No one likes drivers speeding past their homes, especially when they live along a gravel road.
That's exactly the problem some Adams County residents are having.
The county's working on Radio Road, so drivers who need to get to the city's compost site are detoured south to Turtle Lake Road.
But the detour has created some problems for residents who live there.
KHQA's Rajah Maples visited with those residents, many of whom say they've been left behind in the dust in the most literal sense.Larry Hiland: "If they went 35, it wouldn't be so dusty. We drive 35, and it don't dust very much, but all the other people don't do that. They drive too fast."
Residents along Turtle Lake Road south of Quincy have had it with drivers speeding past their homes....*and* with the dust left behind.
Troy Kindhart: "Our house is a complete mess inside, and we don't live like bums. We're going to have to blow it out and completely redo our house."
Residents say their township has treated parts of the road to help cut down on the dust, but they say it's not enough.
The detour will take drivers an extra 15 minutes to get to Quincy's compost site. But some drivers are trying to make up for lost time by driving above the posted 35 mile per hour speed limit.
Adriane Schmitz: "A lot of people who come down here are from the city and are used to hard-surface roads. They don't understand how dangerous a gravel road can be."
Adriane Schmitz and Troy Kindhart understand the dangers first-hand. They lost a family member who died while driving along this road....an accident they hope will never happen again, but very well could if drivers don't slow down.
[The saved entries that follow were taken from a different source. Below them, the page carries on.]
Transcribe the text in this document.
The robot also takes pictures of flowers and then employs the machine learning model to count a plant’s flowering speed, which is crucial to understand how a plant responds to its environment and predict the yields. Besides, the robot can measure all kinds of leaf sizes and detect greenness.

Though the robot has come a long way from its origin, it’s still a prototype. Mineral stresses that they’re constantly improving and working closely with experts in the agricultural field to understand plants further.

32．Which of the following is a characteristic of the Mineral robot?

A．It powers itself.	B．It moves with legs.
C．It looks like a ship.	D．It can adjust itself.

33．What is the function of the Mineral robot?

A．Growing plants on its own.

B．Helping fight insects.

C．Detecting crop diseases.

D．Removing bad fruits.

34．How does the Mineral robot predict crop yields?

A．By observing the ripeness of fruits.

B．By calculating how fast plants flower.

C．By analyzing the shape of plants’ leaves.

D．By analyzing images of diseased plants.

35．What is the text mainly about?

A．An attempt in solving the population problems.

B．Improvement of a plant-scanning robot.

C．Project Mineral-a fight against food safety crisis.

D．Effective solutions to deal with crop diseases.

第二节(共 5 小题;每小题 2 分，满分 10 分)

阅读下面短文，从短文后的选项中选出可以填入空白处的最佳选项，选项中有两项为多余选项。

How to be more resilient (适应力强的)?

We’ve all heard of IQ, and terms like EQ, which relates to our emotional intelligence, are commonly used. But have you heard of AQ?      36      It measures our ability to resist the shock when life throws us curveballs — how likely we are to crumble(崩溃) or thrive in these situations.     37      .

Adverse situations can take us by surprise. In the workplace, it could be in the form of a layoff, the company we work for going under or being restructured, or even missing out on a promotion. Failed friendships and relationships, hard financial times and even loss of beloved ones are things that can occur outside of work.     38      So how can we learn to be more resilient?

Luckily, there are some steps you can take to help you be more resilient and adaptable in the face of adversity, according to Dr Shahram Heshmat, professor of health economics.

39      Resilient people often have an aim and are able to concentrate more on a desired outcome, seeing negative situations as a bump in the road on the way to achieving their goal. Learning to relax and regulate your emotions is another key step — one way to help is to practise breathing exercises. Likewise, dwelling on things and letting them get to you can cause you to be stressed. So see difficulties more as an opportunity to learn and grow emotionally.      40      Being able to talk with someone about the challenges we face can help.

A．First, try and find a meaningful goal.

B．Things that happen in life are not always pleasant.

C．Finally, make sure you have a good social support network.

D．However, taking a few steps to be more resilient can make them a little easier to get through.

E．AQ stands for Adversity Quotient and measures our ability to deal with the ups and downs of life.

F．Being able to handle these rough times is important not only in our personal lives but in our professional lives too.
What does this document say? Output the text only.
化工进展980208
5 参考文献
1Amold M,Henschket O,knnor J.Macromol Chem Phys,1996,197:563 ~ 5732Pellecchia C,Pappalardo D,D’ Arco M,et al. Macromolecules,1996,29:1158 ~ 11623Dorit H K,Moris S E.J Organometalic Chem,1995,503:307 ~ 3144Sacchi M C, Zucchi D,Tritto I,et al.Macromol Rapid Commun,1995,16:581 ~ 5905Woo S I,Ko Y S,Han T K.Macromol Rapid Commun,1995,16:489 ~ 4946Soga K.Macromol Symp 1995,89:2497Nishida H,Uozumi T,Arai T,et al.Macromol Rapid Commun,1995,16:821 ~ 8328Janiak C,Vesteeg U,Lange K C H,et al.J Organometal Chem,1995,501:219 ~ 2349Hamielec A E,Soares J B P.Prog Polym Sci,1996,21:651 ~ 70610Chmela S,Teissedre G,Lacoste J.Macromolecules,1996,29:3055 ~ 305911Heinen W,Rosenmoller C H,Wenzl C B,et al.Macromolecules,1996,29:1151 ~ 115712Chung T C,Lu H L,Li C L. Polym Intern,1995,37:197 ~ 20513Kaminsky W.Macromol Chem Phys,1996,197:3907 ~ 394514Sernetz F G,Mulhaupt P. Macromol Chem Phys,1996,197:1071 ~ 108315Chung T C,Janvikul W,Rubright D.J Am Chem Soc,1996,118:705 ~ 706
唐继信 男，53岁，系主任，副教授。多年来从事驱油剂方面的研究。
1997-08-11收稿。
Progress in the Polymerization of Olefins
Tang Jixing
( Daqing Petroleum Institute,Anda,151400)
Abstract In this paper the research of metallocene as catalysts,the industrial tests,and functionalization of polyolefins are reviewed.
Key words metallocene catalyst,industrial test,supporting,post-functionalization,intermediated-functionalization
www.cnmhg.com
We took some of their concerns to Adams County Sheriff Brent Fischer.
Rajah: "What's your response?"Sheriff Brent Fischer: "My response is we'll try to get there when we can and when we're available. We have done some monitoring, and we hope with public awareness and officers down there, it'll slow them down. The difficult part of this on our half is we can't be there 8 to 10 hours a day. It's just difficult when we're trying to monitor the entire county."
Residents also had questions for their township's highway commissioner.
Troy Kindhart: "It's just a terrible thing that whomever engineered this didn't do a better job."
Troy Kindhart and his wife, who both have back problems, usually swim in this pool behind their home every summer. But they've had to keep it closed so far. Increased traffic along the gravel road in front of their home has resulted in excess dust, which has coated everything from their yards to their homes....inside and out. The Kindharts aren't alone.
Bob Young & Larry Hiland: "You have to keep your house closed up."Bob Young: "We're taxpayers and we'd like to have something done down here."
Melrose Township has laid tree sap on parts of the road located directly in front of the homes.....but residents say that's not enough. We took some of their concerns to their township's highway commissioner.
Rajah: "A lot of residents along Turtle Lake Road are upset about increased dust and which the Township would do more to combat the dust. What's your response?Stan Reichert: "We put the tree sap down 3 times down there....that's a few weeks ahead of our schedule of when we normally put it down. In another few days, we may put down another coat of tree sap. Dust control in front of the houses looks like it's doing a pretty good job. But since it's so dry and haven't had any rain, the dust is carrying a ways down from the road, and unless we did the whole road, it's hard to get rid of all the dust."
Stan Reichert says the township has spent about 5-thousand dollars treating the road so far. He says it would be too expensive to treat the *entire* stretch of road, which is about 4 miles long.
We talked with Adams County Engineer RichardKlusmeyer, who's in charge of the Radio Road construction project.
He says he expects it to be finished within the next few days.